Forward: Педикюр на Йом Кипур
Как случилась такая метаморфоза? В смысле, как вышло, что такая женщина, как я, родившаяся и выросшая в гордой собой семье немецких ортодоксальных евреев, два года назад провела вечер Йом Кипура, святейшего из всех святых дней, самым безбожным образом, делая маникюр и педикюр в салоне «Айрис» в Верхнем Ист‑Сайде?

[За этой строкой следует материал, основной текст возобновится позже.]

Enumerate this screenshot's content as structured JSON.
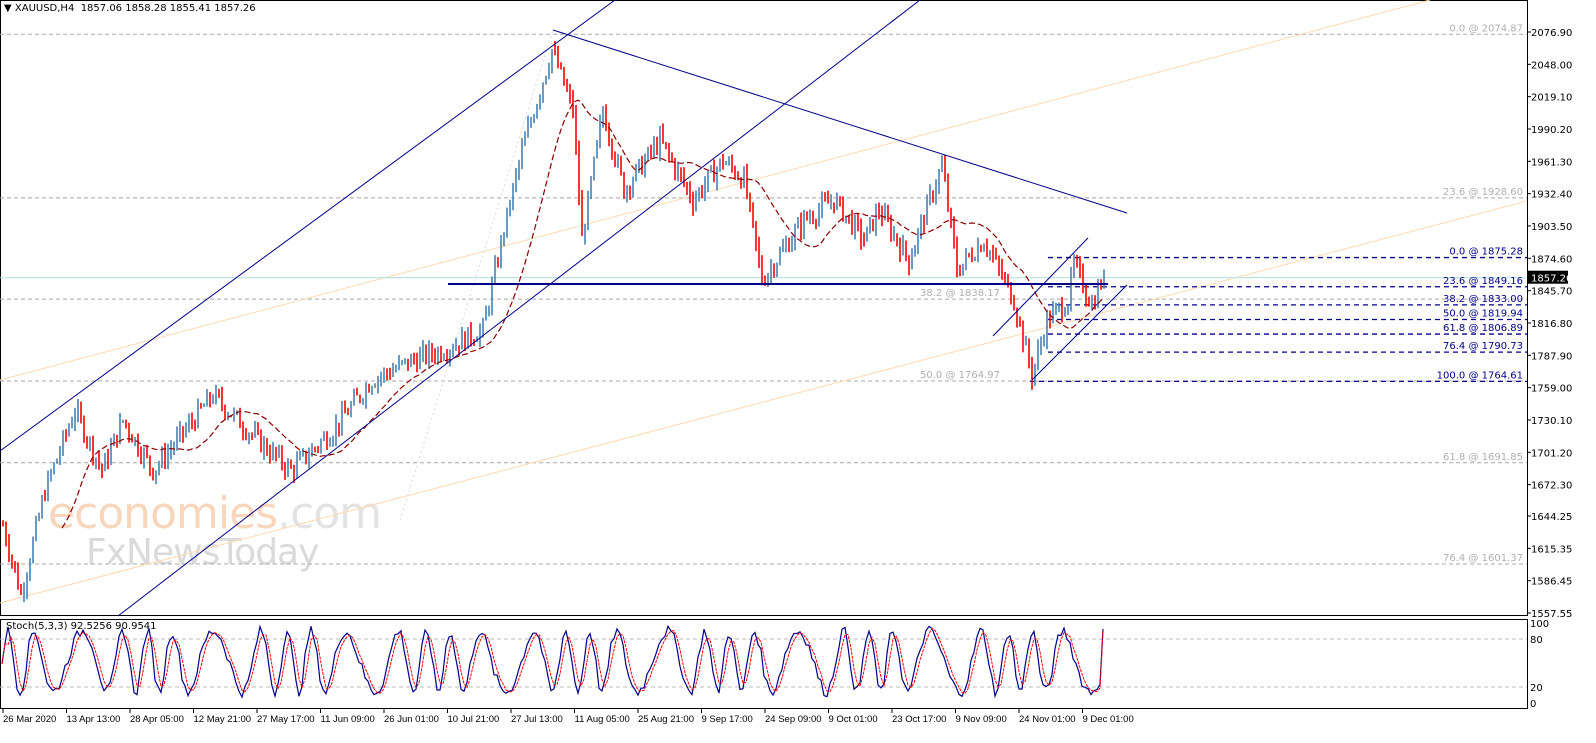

Вы можете спросить, не начало ли это старомодного рассказа, скажем, Шолом‑Алейхема, из тех, в которых нет и следа новоиспеченных профанных литературных влияний, искореняющих весь смысл и уж тем более Б‑жественное предназначение. Рассказ, где непременно есть парочка сплетников — мастеров совать нос в чужие разбитые жизни, чья неизменная роль в повествовании — стоять на городской площади, где тарахтят торговцы и кудахчут куры, и с жаром обсуждать последние шанды, новости, от которых у вашей матушки запылали бы уши. Да таких бед и собаке не пожелаешь, — непременно причитали бы они, если бы до них донеслись подробности истории, которую я собираюсь рассказать, — а уж тем более столь почтенной семье, как ее. Упасть с таких высот в такие бездны, обрушить все в один миг! Вам бы лучше тут остановиться и дальше не читать.
Моя скверная историйка происходит не в штетле XIX века, где всё определяют деревенские сплетни, а в забитом автомобилями городе XXI века, где обеспечена анонимность. Никто бы и не прознал, как я бесстыдно попирала основы религиозного этикета, не чувствуй я себя обязанной поведать об этом как о еще одном подходе к Йом Кипуру. Считайте это запоздалым покаянием, замаскированным под бесстыдную исповедь. Слах ло‑ну, мхол ло‑ну, капер ло‑ну. Прости нас, помилуй нас, даруй нам искупление грехов.
Я полагаю, это изысканная, по‑модному постмодернистская ирония, дождавшаяся своего часа, непредвиденный и неокончательный итог многолетних размышлений о том, как я вписываюсь и вписываюсь ли в общую еврейскую картину какая она сейчас — когда царей свергли, а девушки расхаживают, демонстрируя пупки.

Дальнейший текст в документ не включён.